Gap Statistics for Confined Particles with Power-Law Interactions

TL;DR

This paper investigates the fluctuation statistics of particle gaps in a one-dimensional Riesz gas with power-law interactions, revealing how these fluctuations scale with system size across different interaction regimes.

Contribution

It introduces a detailed analysis of gap fluctuations in the Riesz gas for general power-law interactions, extending understanding beyond known special cases.

Findings

Variance of gap fluctuations scales as N^{-b_k} with k-dependent exponent

Gap distribution exhibits Gaussian and non-Gaussian scaling forms depending on k

Scaling behavior holds for all k > -2 except in the range -1<k<0

Abstract

We consider the $N$ particle classical Riesz gas confined in a one-dimensional external harmonic potential with power law interaction of the form $1/r^k$ where $r$ is the separation between particles.
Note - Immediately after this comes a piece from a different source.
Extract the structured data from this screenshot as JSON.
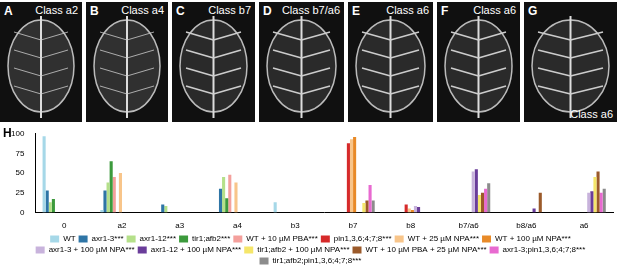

As special limits it contains several systems such as Dyson's log-gas ($k\to 0^+$), Calogero-Moser model ($k=2$), 1d one component plasma ($k=-1$) and the hard-rod gas ($k\to \infty$). Despite its growing importance, only large-$N$ field theory and average density profile are known for general $k$. In this Letter, we study the fluctuations in the system by looking at the statistics of the gap between successive particles. This quantity is analogous to the well-known level spacing statistics which is ubiquitous in several branches of physics. We show that the variance goes as $N^{-b_k}$ and we find the $k$ dependence of $b_k$ via direct Monte Carlo simulations. We provide supporting arguments based on microscopic Hessian calculation and a quadratic field theory approach. We compute the gap distribution and study its system size scaling. Except in the range $-1<k<0$, we find scaling for all $k>-2$ with both Gaussian and non-Gaussian scaling forms.